129. Sum Root to Leaf Numbers

Given a binary tree containing digits from 0-9 only, each root-to-leaf path could represent a number.

An example is the root-to-leaf path 1->2->3 which represents the number 123.

Find the total sum of all root-to-leaf numbers.

For example,

    1
   / \
  2   3

The root-to-leaf path 1->2 represents the number 12.
The root-to-leaf path 1->3 represents the number 13.

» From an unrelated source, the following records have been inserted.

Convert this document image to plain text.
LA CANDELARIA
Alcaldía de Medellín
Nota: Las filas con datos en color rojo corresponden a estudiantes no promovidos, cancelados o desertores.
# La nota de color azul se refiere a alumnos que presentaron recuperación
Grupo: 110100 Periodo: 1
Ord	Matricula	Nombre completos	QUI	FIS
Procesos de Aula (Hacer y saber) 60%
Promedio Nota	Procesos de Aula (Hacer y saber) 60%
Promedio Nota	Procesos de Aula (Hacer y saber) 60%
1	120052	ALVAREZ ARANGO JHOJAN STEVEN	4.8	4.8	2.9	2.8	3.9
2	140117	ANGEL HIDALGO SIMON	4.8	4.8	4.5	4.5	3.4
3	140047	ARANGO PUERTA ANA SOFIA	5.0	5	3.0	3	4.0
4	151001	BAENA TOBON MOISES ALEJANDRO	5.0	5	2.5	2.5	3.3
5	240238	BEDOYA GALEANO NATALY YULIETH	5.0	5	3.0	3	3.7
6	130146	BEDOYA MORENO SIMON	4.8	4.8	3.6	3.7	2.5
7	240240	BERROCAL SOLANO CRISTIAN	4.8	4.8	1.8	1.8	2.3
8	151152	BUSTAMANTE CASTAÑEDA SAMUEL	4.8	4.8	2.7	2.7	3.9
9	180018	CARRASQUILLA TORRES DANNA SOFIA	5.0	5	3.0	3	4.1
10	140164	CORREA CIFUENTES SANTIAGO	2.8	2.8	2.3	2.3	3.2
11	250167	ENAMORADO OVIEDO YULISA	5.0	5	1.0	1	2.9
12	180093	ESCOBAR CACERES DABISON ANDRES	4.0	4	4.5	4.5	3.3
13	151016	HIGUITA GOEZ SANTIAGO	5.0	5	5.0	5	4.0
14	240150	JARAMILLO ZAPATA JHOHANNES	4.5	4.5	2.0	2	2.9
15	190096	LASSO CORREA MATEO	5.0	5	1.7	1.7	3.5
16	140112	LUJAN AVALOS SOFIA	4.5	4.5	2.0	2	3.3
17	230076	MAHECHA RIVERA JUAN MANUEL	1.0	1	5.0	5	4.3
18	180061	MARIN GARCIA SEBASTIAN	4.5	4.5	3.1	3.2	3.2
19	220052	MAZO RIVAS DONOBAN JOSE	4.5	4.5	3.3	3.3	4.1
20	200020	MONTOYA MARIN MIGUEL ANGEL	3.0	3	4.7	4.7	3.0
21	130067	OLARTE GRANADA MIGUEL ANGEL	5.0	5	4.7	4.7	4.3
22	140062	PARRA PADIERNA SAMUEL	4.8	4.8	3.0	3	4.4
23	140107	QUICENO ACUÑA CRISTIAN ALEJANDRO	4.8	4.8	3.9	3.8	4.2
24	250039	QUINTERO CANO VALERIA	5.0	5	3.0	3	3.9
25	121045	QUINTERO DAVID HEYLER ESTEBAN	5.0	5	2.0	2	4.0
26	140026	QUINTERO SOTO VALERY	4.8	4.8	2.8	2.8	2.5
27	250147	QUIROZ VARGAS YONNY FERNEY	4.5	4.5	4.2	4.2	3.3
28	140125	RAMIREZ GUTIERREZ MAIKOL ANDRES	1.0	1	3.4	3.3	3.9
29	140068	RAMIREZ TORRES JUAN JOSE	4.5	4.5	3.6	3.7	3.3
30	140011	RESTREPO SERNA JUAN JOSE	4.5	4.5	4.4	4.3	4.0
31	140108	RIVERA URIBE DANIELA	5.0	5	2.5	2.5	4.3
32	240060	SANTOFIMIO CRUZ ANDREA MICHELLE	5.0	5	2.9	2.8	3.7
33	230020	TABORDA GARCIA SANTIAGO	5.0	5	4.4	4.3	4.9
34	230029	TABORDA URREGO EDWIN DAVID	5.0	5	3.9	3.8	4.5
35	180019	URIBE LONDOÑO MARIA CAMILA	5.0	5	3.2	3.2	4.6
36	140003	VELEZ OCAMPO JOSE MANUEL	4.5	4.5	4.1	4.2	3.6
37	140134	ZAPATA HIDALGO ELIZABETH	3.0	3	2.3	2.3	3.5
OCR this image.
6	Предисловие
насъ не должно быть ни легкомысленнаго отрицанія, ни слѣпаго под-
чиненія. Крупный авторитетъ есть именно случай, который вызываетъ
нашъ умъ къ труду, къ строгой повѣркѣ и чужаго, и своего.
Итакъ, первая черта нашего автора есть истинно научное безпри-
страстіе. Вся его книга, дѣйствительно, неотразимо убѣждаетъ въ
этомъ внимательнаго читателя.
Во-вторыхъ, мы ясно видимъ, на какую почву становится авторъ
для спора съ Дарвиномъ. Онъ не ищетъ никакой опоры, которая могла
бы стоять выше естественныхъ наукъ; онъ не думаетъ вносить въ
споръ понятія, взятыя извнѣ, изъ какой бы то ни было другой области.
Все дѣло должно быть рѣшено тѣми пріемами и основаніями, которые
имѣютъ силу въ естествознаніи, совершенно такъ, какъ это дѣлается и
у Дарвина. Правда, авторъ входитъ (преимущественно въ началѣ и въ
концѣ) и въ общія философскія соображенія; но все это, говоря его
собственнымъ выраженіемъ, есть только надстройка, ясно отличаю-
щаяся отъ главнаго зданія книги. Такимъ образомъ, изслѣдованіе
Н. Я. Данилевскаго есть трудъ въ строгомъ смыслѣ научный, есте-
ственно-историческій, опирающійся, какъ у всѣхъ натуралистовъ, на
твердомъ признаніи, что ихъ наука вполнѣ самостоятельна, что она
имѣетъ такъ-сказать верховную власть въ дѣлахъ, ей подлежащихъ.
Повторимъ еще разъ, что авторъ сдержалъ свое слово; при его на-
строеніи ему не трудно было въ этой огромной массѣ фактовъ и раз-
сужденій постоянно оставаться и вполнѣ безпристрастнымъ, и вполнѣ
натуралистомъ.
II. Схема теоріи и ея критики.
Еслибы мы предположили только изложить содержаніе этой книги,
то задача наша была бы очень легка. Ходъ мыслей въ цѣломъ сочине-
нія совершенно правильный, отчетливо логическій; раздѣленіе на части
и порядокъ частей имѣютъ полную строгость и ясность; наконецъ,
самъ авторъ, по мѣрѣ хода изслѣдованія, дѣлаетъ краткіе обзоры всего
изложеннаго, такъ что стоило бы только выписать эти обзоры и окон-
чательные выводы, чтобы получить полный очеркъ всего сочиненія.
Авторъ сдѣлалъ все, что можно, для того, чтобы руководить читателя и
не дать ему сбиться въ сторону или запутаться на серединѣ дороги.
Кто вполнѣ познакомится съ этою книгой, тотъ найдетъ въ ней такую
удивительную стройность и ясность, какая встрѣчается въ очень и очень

Return the sum = 12 + 13 = 25.

一刷
题解：DFS。leaf的左右子节点均为空。
Time Complexity - O(n)， Space Complexity - O(n)

/**
 * Definition for a binary tree node.
 * public class TreeNode {
 *     int val;
 *     TreeNode left;
 *     TreeNode right;
 *     TreeNode(int x) { val = x; }
 * }
 */
public class Solution {
    public int sumNumbers(TreeNode root) {
        return sum(root, 0);
    }
    
    public int sum(TreeNode n, int s){
        if(n == null) return 0;
        if(n.right == null && n.left == null) return s*10 + n.val;
        return sum(n.left, s*10 + n.val) + sum(n.right, s*10 + n.val);
    }
}

二刷：

/**
 * Definition for a binary tree node.
 * public class TreeNode {
 *     int val;
 *     TreeNode left;
 *     TreeNode right;
 *     TreeNode(int x) { val = x; }
 * }
 */
public class Solution {
    int total = 0;
    public int sumNumbers(TreeNode root) {
        if(root == null) return 0;
        sum(0, root);
        return total;
    }
    
    public void sum(int prev, TreeNode root){
        if(root == null) return;
        if(root.left == null && root.right == null) {
            total += prev*10 + root.val;
            return;
        }
        sum(prev*10 + root.val, root.left);
        sum(prev*10 + root.val, root.right);
    }
}

三刷
注意要判断叶子，否则[1,2]这种结构会返回1+12

/**
 * Definition for a binary tree node.
 * public class TreeNode {
 *     int val;
 *     TreeNode left;
 *     TreeNode right;
 *     TreeNode(int x) { val = x; }
 * }
 */
public class Solution {
    public int sumNumbers(TreeNode root) {
        return sumNumbers(root, 0);
    }
    
    public int sumNumbers(TreeNode root, int sum){
        if(root == null) return 0;
        if(root.left == null && root.right == null) return sum*10 + root.val;
        return sumNumbers(root.left, 10*sum + root.val) + sumNumbers(root.right, 10*sum + root.val);
    }
}